Assegurou que nunca discutia religião com Hanafi nem com outros marroquinos com quem se cruzou neste processo. Sobre os dois homens que o Ministério Público suspeita que recrutou para o Daesh diz que só falavam de futebol e de cinema.

“Jogámos à bola no centro de refugiados da Bobadela e depois adeus. Hoje não sei onde estão ou o que fazem.” E acrescentou: “Sou um simples muçulmano, não sou um pregador.”

Também refutou as suspeitas de que ajudou a levar a família de Hanafi para o coração do Daesh. “Eles viajaram para a Turquia porque queriam entrar na Europa através da fronteira grega, que estava aberta em 2015.” Não sabe do paradeiro de parte da família, que segundo as autoridades acabou por se juntar ao califado. Foi este o único momento em que o marroquino se exaltou, embora moderadamente. “Não sei deles, não são a minha família.”

Sobre a sua vida em Marrocos, revelou que era porta-voz de um partido político e que acabou por ser perseguido pela polícia por se mostrar contra a monarquia. “Sou um republicano. Sou muçulmano sunita. Uma pessoa contra a violência.”

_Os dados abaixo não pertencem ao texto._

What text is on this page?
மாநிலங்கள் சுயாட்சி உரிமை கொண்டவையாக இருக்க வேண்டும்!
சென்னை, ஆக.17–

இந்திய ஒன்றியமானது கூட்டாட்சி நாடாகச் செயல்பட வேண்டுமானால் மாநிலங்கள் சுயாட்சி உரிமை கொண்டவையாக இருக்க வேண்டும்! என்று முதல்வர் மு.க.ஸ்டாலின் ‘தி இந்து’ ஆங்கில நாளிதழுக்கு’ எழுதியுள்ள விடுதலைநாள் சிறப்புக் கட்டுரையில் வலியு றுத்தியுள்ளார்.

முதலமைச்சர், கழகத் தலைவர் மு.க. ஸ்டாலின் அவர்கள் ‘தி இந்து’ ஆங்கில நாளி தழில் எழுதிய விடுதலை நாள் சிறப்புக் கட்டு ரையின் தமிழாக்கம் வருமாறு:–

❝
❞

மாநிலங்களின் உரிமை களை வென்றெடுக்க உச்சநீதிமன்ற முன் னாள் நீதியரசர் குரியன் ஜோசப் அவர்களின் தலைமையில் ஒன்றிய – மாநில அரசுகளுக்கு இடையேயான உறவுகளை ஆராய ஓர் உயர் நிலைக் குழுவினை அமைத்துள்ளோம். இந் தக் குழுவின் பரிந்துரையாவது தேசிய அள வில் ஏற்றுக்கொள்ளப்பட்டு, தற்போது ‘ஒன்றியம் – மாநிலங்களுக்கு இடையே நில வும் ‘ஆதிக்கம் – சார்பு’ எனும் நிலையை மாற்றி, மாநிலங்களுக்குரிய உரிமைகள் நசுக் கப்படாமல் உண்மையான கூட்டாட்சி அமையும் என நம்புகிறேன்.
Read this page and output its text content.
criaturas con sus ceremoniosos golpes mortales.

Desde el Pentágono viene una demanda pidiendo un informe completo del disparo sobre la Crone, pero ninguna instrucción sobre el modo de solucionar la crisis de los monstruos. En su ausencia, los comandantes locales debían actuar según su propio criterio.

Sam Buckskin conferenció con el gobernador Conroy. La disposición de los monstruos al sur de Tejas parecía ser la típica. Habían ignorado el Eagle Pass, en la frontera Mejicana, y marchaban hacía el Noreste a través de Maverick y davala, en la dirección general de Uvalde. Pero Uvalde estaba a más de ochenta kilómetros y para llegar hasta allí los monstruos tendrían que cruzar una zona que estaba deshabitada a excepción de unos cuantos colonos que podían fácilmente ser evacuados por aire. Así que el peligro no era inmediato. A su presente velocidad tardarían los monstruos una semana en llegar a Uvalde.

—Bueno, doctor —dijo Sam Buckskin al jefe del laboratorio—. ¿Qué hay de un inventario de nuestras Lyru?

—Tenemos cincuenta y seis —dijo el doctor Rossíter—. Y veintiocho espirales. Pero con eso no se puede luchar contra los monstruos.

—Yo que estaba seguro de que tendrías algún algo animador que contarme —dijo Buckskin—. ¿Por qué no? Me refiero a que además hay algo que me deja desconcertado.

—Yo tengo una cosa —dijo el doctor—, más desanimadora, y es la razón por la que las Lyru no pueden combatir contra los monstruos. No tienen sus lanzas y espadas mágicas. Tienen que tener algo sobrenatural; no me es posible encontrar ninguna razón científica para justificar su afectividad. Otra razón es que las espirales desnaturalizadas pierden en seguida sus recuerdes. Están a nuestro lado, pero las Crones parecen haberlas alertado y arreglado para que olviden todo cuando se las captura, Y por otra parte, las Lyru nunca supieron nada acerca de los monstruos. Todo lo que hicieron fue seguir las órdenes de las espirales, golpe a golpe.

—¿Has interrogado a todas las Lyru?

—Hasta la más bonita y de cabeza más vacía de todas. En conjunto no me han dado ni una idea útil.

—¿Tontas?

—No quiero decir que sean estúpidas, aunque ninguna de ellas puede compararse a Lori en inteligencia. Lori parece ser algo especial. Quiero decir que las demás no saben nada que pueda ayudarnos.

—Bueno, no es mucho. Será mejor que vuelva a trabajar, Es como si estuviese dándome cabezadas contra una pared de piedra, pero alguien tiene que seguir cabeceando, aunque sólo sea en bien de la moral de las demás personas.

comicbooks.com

Tazi, que se encontra em prisão preventiva na cadeia de alta segurança em Monsanto há dois anos, diz ter vários amigos em Portugal e gostar do povo. Com exceção de alguns responsáveis como o juiz Carlos Alexandre, que o interrogou quando chegou a Portugal em 2017, vindo da Alemanha: “O juiz está mal informado sobre o Islão: na sua cabeça Islão é automaticamente terrorismo.”

O julgamento decorre esta segunda-feira sob apertadas medidas de segurança.